At last Cronje gives an apparently definitive answer. ”I’d rather not be captain until my form returns.” A pause, then a quickening of his speech. ”But don’t get me wrong. I would love to captian South Africa if it is offered. I’d grab it with both hands. You can’t always have what you prefer, you can’t have your cake and eat it.”
His ”ideal” scenario is for Wessels to stay in charge until he plays well again, or alternatively, for the selectors to include Wessels in his team at home and on his first tour as leader.
”The other option to his staying on as captain is if Kepler is happy to play under the new captian and give experience back to him, then all of a sudden leadership would become a pleasure, not a burden.
”Kepler knows the two extremes, the disciplines of Test cricket. It would make a world of difference. ^’m not saying he must play for six years, but it will be important for the new captian to find his feet with Kepler in the team.”
Even had he been in prime form, Cronje would have had doubts about taking the reigns yet. that’s because he feels there is not enough back-up for a new captian in a team sans Wessels in the hard currency of Test experience.
”I’d like to play one or two more Test matches first.
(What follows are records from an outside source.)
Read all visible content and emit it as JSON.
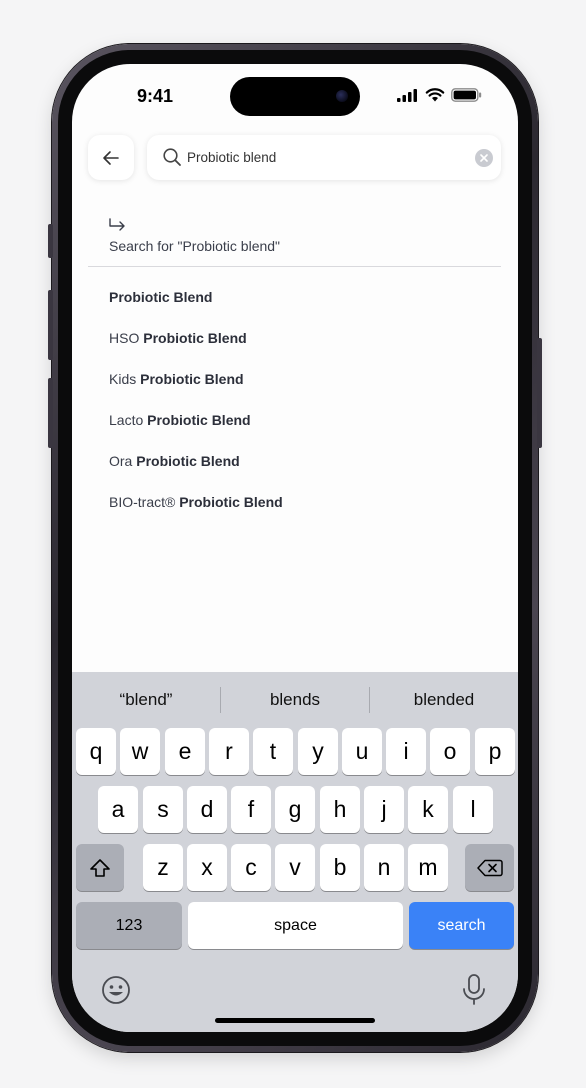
{
  "status_bar": {
    "time": "9:41"
  },
  "search": {
    "value": "Probiotic blend",
    "search_for_label": "Search for \"Probiotic blend\""
  },
  "suggestions": [
    {
      "prefix": "",
      "match": "Probiotic Blend"
    },
    {
      "prefix": "HSO ",
      "match": "Probiotic Blend"
    },
    {
      "prefix": "Kids ",
      "match": "Probiotic Blend"
    },
    {
      "prefix": "Lacto ",
      "match": "Probiotic Blend"
    },
    {
      "prefix": "Ora ",
      "match": "Probiotic Blend"
    },
    {
      "prefix": "BIO-tract® ",
      "match": "Probiotic Blend"
    }
  ],
  "keyboard": {
    "predictions": [
      "“blend”",
      "blends",
      "blended"
    ],
    "row1": [
      "q",
      "w",
      "e",
      "r",
      "t",
      "y",
      "u",
      "i",
      "o",
      "p"
    ],
    "row2": [
      "a",
      "s",
      "d",
      "f",
      "g",
      "h",
      "j",
      "k",
      "l"
    ],
    "row3": [
      "z",
      "x",
      "c",
      "v",
      "b",
      "n",
      "m"
    ],
    "numbers_label": "123",
    "space_label": "space",
    "search_label": "search"
  },
  "icons": {
    "back": "arrow-left-icon",
    "search": "magnifier-icon",
    "clear": "clear-x-icon",
    "search_for": "arrow-return-icon",
    "shift": "shift-icon",
    "delete": "backspace-icon",
    "emoji": "emoji-icon",
    "dictation": "microphone-icon"
  },
  "colors": {
    "search_key": "#3a82f7",
    "caret": "#1c7a4a",
    "text_muted": "#3a3e4a"
  }
}
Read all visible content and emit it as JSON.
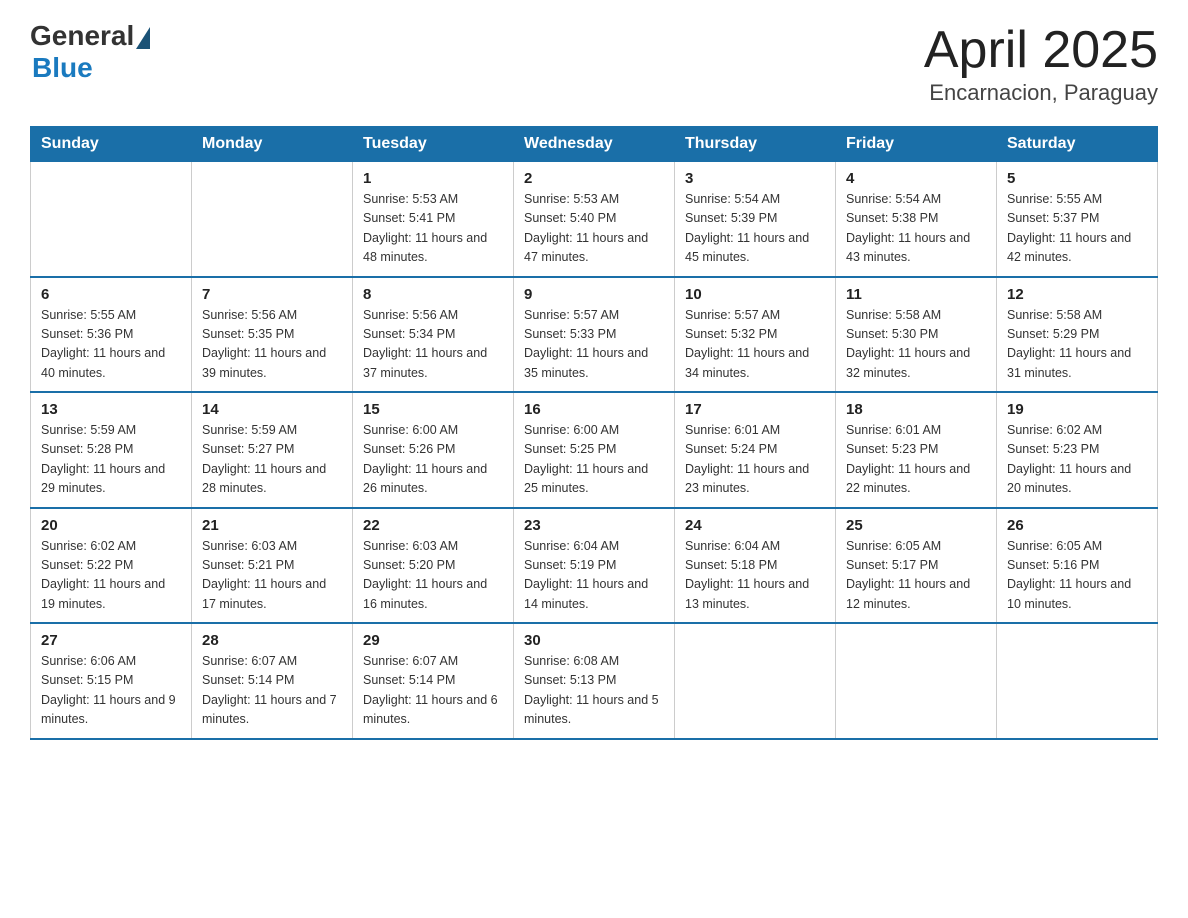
{
  "header": {
    "logo_general": "General",
    "logo_blue": "Blue",
    "month_title": "April 2025",
    "location": "Encarnacion, Paraguay"
  },
  "weekdays": [
    "Sunday",
    "Monday",
    "Tuesday",
    "Wednesday",
    "Thursday",
    "Friday",
    "Saturday"
  ],
  "weeks": [
    [
      {
        "day": "",
        "sunrise": "",
        "sunset": "",
        "daylight": ""
      },
      {
        "day": "",
        "sunrise": "",
        "sunset": "",
        "daylight": ""
      },
      {
        "day": "1",
        "sunrise": "Sunrise: 5:53 AM",
        "sunset": "Sunset: 5:41 PM",
        "daylight": "Daylight: 11 hours and 48 minutes."
      },
      {
        "day": "2",
        "sunrise": "Sunrise: 5:53 AM",
        "sunset": "Sunset: 5:40 PM",
        "daylight": "Daylight: 11 hours and 47 minutes."
      },
      {
        "day": "3",
        "sunrise": "Sunrise: 5:54 AM",
        "sunset": "Sunset: 5:39 PM",
        "daylight": "Daylight: 11 hours and 45 minutes."
      },
      {
        "day": "4",
        "sunrise": "Sunrise: 5:54 AM",
        "sunset": "Sunset: 5:38 PM",
        "daylight": "Daylight: 11 hours and 43 minutes."
      },
      {
        "day": "5",
        "sunrise": "Sunrise: 5:55 AM",
        "sunset": "Sunset: 5:37 PM",
        "daylight": "Daylight: 11 hours and 42 minutes."
      }
    ],
    [
      {
        "day": "6",
        "sunrise": "Sunrise: 5:55 AM",
        "sunset": "Sunset: 5:36 PM",
        "daylight": "Daylight: 11 hours and 40 minutes."
      },
      {
        "day": "7",
        "sunrise": "Sunrise: 5:56 AM",
        "sunset": "Sunset: 5:35 PM",
        "daylight": "Daylight: 11 hours and 39 minutes."
      },
      {
        "day": "8",
        "sunrise": "Sunrise: 5:56 AM",
        "sunset": "Sunset: 5:34 PM",
        "daylight": "Daylight: 11 hours and 37 minutes."
      },
      {
        "day": "9",
        "sunrise": "Sunrise: 5:57 AM",
        "sunset": "Sunset: 5:33 PM",
        "daylight": "Daylight: 11 hours and 35 minutes."
      },
      {
        "day": "10",
        "sunrise": "Sunrise: 5:57 AM",
        "sunset": "Sunset: 5:32 PM",
        "daylight": "Daylight: 11 hours and 34 minutes."
      },
      {
        "day": "11",
        "sunrise": "Sunrise: 5:58 AM",
        "sunset": "Sunset: 5:30 PM",
        "daylight": "Daylight: 11 hours and 32 minutes."
      },
      {
        "day": "12",
        "sunrise": "Sunrise: 5:58 AM",
        "sunset": "Sunset: 5:29 PM",
        "daylight": "Daylight: 11 hours and 31 minutes."
      }
    ],
    [
      {
        "day": "13",
        "sunrise": "Sunrise: 5:59 AM",
        "sunset": "Sunset: 5:28 PM",
        "daylight": "Daylight: 11 hours and 29 minutes."
      },
      {
        "day": "14",
        "sunrise": "Sunrise: 5:59 AM",
        "sunset": "Sunset: 5:27 PM",
        "daylight": "Daylight: 11 hours and 28 minutes."
      },
      {
        "day": "15",
        "sunrise": "Sunrise: 6:00 AM",
        "sunset": "Sunset: 5:26 PM",
        "daylight": "Daylight: 11 hours and 26 minutes."
      },
      {
        "day": "16",
        "sunrise": "Sunrise: 6:00 AM",
        "sunset": "Sunset: 5:25 PM",
        "daylight": "Daylight: 11 hours and 25 minutes."
      },
      {
        "day": "17",
        "sunrise": "Sunrise: 6:01 AM",
        "sunset": "Sunset: 5:24 PM",
        "daylight": "Daylight: 11 hours and 23 minutes."
      },
      {
        "day": "18",
        "sunrise": "Sunrise: 6:01 AM",
        "sunset": "Sunset: 5:23 PM",
        "daylight": "Daylight: 11 hours and 22 minutes."
      },
      {
        "day": "19",
        "sunrise": "Sunrise: 6:02 AM",
        "sunset": "Sunset: 5:23 PM",
        "daylight": "Daylight: 11 hours and 20 minutes."
      }
    ],
    [
      {
        "day": "20",
        "sunrise": "Sunrise: 6:02 AM",
        "sunset": "Sunset: 5:22 PM",
        "daylight": "Daylight: 11 hours and 19 minutes."
      },
      {
        "day": "21",
        "sunrise": "Sunrise: 6:03 AM",
        "sunset": "Sunset: 5:21 PM",
        "daylight": "Daylight: 11 hours and 17 minutes."
      },
      {
        "day": "22",
        "sunrise": "Sunrise: 6:03 AM",
        "sunset": "Sunset: 5:20 PM",
        "daylight": "Daylight: 11 hours and 16 minutes."
      },
      {
        "day": "23",
        "sunrise": "Sunrise: 6:04 AM",
        "sunset": "Sunset: 5:19 PM",
        "daylight": "Daylight: 11 hours and 14 minutes."
      },
      {
        "day": "24",
        "sunrise": "Sunrise: 6:04 AM",
        "sunset": "Sunset: 5:18 PM",
        "daylight": "Daylight: 11 hours and 13 minutes."
      },
      {
        "day": "25",
        "sunrise": "Sunrise: 6:05 AM",
        "sunset": "Sunset: 5:17 PM",
        "daylight": "Daylight: 11 hours and 12 minutes."
      },
      {
        "day": "26",
        "sunrise": "Sunrise: 6:05 AM",
        "sunset": "Sunset: 5:16 PM",
        "daylight": "Daylight: 11 hours and 10 minutes."
      }
    ],
    [
      {
        "day": "27",
        "sunrise": "Sunrise: 6:06 AM",
        "sunset": "Sunset: 5:15 PM",
        "daylight": "Daylight: 11 hours and 9 minutes."
      },
      {
        "day": "28",
        "sunrise": "Sunrise: 6:07 AM",
        "sunset": "Sunset: 5:14 PM",
        "daylight": "Daylight: 11 hours and 7 minutes."
      },
      {
        "day": "29",
        "sunrise": "Sunrise: 6:07 AM",
        "sunset": "Sunset: 5:14 PM",
        "daylight": "Daylight: 11 hours and 6 minutes."
      },
      {
        "day": "30",
        "sunrise": "Sunrise: 6:08 AM",
        "sunset": "Sunset: 5:13 PM",
        "daylight": "Daylight: 11 hours and 5 minutes."
      },
      {
        "day": "",
        "sunrise": "",
        "sunset": "",
        "daylight": ""
      },
      {
        "day": "",
        "sunrise": "",
        "sunset": "",
        "daylight": ""
      },
      {
        "day": "",
        "sunrise": "",
        "sunset": "",
        "daylight": ""
      }
    ]
  ]
}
Because we were isolated, we don’t have that many experienced Test match layers to back you up. Atherton is only a year older than me and he’s done fantasticaly, so my worry is not my age. It’s that he can call on a Gooch, De Freitas, Stewart, all with 40 to 100 Test matches behind them.”
SAnother change of tack. ”To be quite honest with you, if Kepler stands down and someone takes over, it would be ideal to begin captiancy in south Africa against New Zealand, because there would be public support, local conditions, local umpires.”
On one key issue Cronje is clear and firm: he feels captaincy should not be divided between one-day internationals and Test matches. ”The captian should be the captain,” he puts it pithily.
”The moment you have two, people will start comparing them, and it will put you under pressure you don’t need.”
One-day internationals fill him with far less foreboding. ”There is far less pressure. It’s over in in a short time. One-day cricket is tough but five-day cricket takes more out of a captian.”
He sumarises his own position with some polish. ”I would rather it didn’t come my way very soon, but if it does come my way I’d like to be ready for it. I won’t let anyone down.”
Yet beneath hsi struggles over present form and future captaincy lies a rock-hard conviction that ”I have the capacity to be one of the best batsmen in the world”.
In seeking solutions to the batsman’s curse, the ”bad trot”, no-one has worked, and wil continue to work harder than cronje. His analysis of the problem is technical, not psychological.
”I thought I had corrected a fault that gave me problems agianst Craig McDermott. I was just trying to keep my head still, and get in line with the ball. Yet I saw on TV that I Am moving two or three inches further to leg than I thought I was, so I ended up not knowing where on stump was, playing balls I should leave alone, leaving gaps where there shouldn’t be any.”